How, I wondered, could anyone be a premature anti- Fascist? Could there be anything such as a premature antidote to a poison? A premature antiseptic? A premature antitoxin? A premature anti-racist? If you were not premature, what sort of anti-Fascist were you supposed to be? A punctual anti-Fascist? A timely one? In fact, in the '30s, as the European situation moved inexorably toward war, the British and French governments (the French often under pressure from the British) passed up one timely opportunity after another to become anti-Fascist. They did nothing when Adolf Hitler took Germany out of the League of Nations and began a massive rearmament program (except that the British government negotiated an Anglo-German Naval Treaty that gave Hitler the right to build the U- boats that, in the early '40s, came close to starving Britain into surrender).

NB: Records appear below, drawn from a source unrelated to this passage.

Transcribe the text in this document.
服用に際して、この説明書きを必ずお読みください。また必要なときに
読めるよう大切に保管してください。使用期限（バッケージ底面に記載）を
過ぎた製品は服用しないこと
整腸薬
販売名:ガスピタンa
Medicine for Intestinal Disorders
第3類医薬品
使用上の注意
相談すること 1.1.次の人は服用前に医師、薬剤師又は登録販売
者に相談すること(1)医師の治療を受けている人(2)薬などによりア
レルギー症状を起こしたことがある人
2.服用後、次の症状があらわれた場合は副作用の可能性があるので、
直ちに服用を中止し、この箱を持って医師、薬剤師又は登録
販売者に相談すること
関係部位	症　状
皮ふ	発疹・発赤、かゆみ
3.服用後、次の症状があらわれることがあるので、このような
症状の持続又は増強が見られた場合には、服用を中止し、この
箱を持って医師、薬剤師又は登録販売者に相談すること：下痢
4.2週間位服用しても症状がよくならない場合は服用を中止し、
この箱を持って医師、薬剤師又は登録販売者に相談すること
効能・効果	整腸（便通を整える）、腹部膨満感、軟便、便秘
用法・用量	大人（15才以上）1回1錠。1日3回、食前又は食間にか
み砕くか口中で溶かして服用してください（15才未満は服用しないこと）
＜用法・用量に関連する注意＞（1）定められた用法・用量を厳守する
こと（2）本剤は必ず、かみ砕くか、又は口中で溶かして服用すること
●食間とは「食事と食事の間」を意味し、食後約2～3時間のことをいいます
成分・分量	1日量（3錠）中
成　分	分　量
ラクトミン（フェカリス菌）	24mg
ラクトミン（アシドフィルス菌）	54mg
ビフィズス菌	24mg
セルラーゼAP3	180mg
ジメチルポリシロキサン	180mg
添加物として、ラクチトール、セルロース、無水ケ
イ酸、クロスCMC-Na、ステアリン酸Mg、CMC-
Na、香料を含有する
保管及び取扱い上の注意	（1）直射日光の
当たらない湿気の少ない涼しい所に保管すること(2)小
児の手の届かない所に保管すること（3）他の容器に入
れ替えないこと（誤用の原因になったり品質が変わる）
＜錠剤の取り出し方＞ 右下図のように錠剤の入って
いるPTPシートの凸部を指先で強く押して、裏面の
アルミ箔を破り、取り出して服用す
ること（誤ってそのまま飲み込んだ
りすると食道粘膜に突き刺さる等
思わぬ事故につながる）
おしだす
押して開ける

No action was taken when Hitler reoccupied the Rhineland, demolishing the buffer against an invasion of France created by the Versailles Treaty. They allowed Hitler and Mussolini to supply Franco with planes, tanks, guns and troops, while enforcing a so-called Non-Intervention Agreement that cut off supplies to the Government. They remained silent while Mussolini conquered Abyssinia and Hitler annexed Austria. And in 1938, they sold down the river for a ludicrous illusion of Peace in Our Time the only strong, democratic state in Eastern Europe that might have been a deterrent to Hitler's plans for expansion, the Czechoslovak Republic. You couldn't call Chamberlain, Daladier and Laval 'timely anti-Fascists'. They declared war on Hitler in 1939 as he invaded Poland, a declaration that gave no help to the Poles, who were crushed between the armies of Hitler from one side and Stalin from the other. So what kind of anti-Fascists were they? My French maquisards had a phrase for the Frenchmen who, in 1944, as the Allied armies broke out of the Normandy pocket and raced across France in pursuit of the retreating Wehrmacht, finally tried to join the Resistance. Resistants de la dernière heure was their contemptuous name for them - 'last- minute anti-Fascists'. It is a perfect description of Neville Chamberlain and Lord Halifax.
But in 1939, last-minute was too late. Too late to save the millions who died in the death camps; too late to save the soldiers and sailors who died in the campaigns in Russia, the Middle East, North Africa, Italy, France and Germany, at Pearl Harbor, Midway, Guadalcanal, Peleliu, Okinawa and many other places Americans had never heard of; too late to save the civilians who, like the inhabitants of Guernica, died under the bombs in Rotterdam, London, Hamburg, Berlin, Dresden and Hiroshima. It would have been better to be premature.